レイや不良冒険者たちとは違って自分の武器を持たないわたしは、まず訓練場の壁に立て掛けられた武器から、自分に合った武器を選ぶ。
一通りの武器の扱いは覚えたけど、やっぱり得意なのは剣だ。
槍や大剣は、身長の低いわたしにはどうしても扱いづらい。
わたしは壁に掛けられた剣の中から一番短いものを手に取り……。
ガチャーーン!!
盛大に手を滑らせた。
大きな音を立てて地面に落ちた剣を、しばし呆然と見つめるわたし……。
恥ずかしい!
気負いすぎた? 実は、緊張している?
そんなつもりはなかったけど、ちょっと浮かれ過ぎてたかもしれない。
わたしは明鏡止水の境地で心を沈め、ゆっくりと床に転がる剣に手を伸ばした。
「重っ!!」
剣が、めちゃくちゃ重い!
ただのショートソードだと思ってたのに、何か特別な加工がされている剣だったか……。
「すみません。武器、間違えました。何か特別な加工がされてるみたいで、もう少し軽い剣はありませんか?」
両手で落とした剣を抱えながら、ガイ先生にそう尋ねるも、ガイ先生からは予想外の答えが返ってくる。
「いや、リコ、それはここで一番軽い剣だぞ。別に特別な加工もされていないな」
どういうこと!?
しばし呆然と抱えた剣を見つめていたわたしは、意を決して鞘から刀身を抜き出す。
鞘から抜いた瞬間、刀身を持つ右手に一気に重さがかかり、わたしは慌てて左手の鞘を投げ出すと、両手でしっかりと刀身を支え直す。

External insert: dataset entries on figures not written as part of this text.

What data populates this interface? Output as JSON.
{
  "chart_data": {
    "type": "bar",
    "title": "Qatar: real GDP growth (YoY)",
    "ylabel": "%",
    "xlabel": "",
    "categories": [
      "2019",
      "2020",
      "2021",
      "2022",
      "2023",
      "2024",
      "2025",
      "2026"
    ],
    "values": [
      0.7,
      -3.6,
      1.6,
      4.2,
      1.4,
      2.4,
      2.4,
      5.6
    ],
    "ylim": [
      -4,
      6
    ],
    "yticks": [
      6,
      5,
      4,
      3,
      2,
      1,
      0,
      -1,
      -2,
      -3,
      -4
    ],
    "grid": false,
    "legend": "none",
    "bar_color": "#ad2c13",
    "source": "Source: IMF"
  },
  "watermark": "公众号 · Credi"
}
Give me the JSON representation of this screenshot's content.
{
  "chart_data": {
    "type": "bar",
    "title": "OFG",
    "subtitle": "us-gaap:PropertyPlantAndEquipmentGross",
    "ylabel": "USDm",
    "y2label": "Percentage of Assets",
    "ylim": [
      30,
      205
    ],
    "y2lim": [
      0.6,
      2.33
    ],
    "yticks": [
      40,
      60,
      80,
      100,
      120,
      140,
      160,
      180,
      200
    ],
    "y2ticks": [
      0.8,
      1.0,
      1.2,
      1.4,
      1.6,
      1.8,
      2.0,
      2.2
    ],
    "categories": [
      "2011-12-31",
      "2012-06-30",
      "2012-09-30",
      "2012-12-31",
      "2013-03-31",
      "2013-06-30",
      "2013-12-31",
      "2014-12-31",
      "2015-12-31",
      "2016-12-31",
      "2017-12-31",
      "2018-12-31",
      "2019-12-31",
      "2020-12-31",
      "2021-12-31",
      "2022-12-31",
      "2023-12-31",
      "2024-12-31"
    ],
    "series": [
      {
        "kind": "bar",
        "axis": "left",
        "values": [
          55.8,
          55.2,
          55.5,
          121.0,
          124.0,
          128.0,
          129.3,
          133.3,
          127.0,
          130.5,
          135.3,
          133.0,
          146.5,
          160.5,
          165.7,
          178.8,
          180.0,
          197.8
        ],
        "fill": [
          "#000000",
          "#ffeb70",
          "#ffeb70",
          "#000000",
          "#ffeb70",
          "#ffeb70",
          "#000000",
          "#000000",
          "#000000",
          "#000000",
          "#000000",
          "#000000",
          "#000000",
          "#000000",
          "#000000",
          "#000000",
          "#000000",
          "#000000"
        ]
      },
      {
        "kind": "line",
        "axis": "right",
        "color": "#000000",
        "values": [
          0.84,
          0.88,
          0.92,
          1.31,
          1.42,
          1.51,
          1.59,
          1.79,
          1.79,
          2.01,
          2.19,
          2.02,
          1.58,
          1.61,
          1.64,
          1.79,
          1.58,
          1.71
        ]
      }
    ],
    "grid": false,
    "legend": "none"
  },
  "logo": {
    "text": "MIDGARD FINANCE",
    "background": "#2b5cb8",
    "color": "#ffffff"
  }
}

そのまま構えてみるが、ほんの少しの時間でブルブルと腕が震えてくる。
無理! 持てない!
そこで、ふと、ある魔法の存在を思い出す。
魔法剣、フェザー。
刀身に重量軽減の魔法をかけ、羽のように軽くなった剣を使ってスピード重視の攻撃を繰り出す、王家流の魔法剣のひとつ。
これだけではダメージがかなり落ちるため、使用時にはよほど切れ味の良い剣を使うか、火の属性魔法を重ねがけして、殺傷力を高めるのが基本だ。
これなら、なんとかなる!
わたしは重量軽減の魔法陣を思い浮かべ、剣に転写する。
刀身にうっすら浮かんだ魔法陣に向けて、わたしは体内の魔力を注ぎ込んでいく……あれ? 注ぎ込めない!?
わたしの中に、魔法の発動に必要な魔力の流れを全く感じない!?
どういうこと?
図書館で練習した時には、あんなにはっきり感じたのに……。
体内には常に魔力が満ちていて、いくら魔法の練習をしても、魔力が無くなるなんて感じたことは一度もなかったのに……。
その後、ガイ先生にとっては予定通りだったそうだが、わたしは皆の訓練の見学を言い渡された。
ずっと下を向いたまま、虚な目で時折何かを呟くわたしを、ひどく心配そうな目でレイが見つめていた。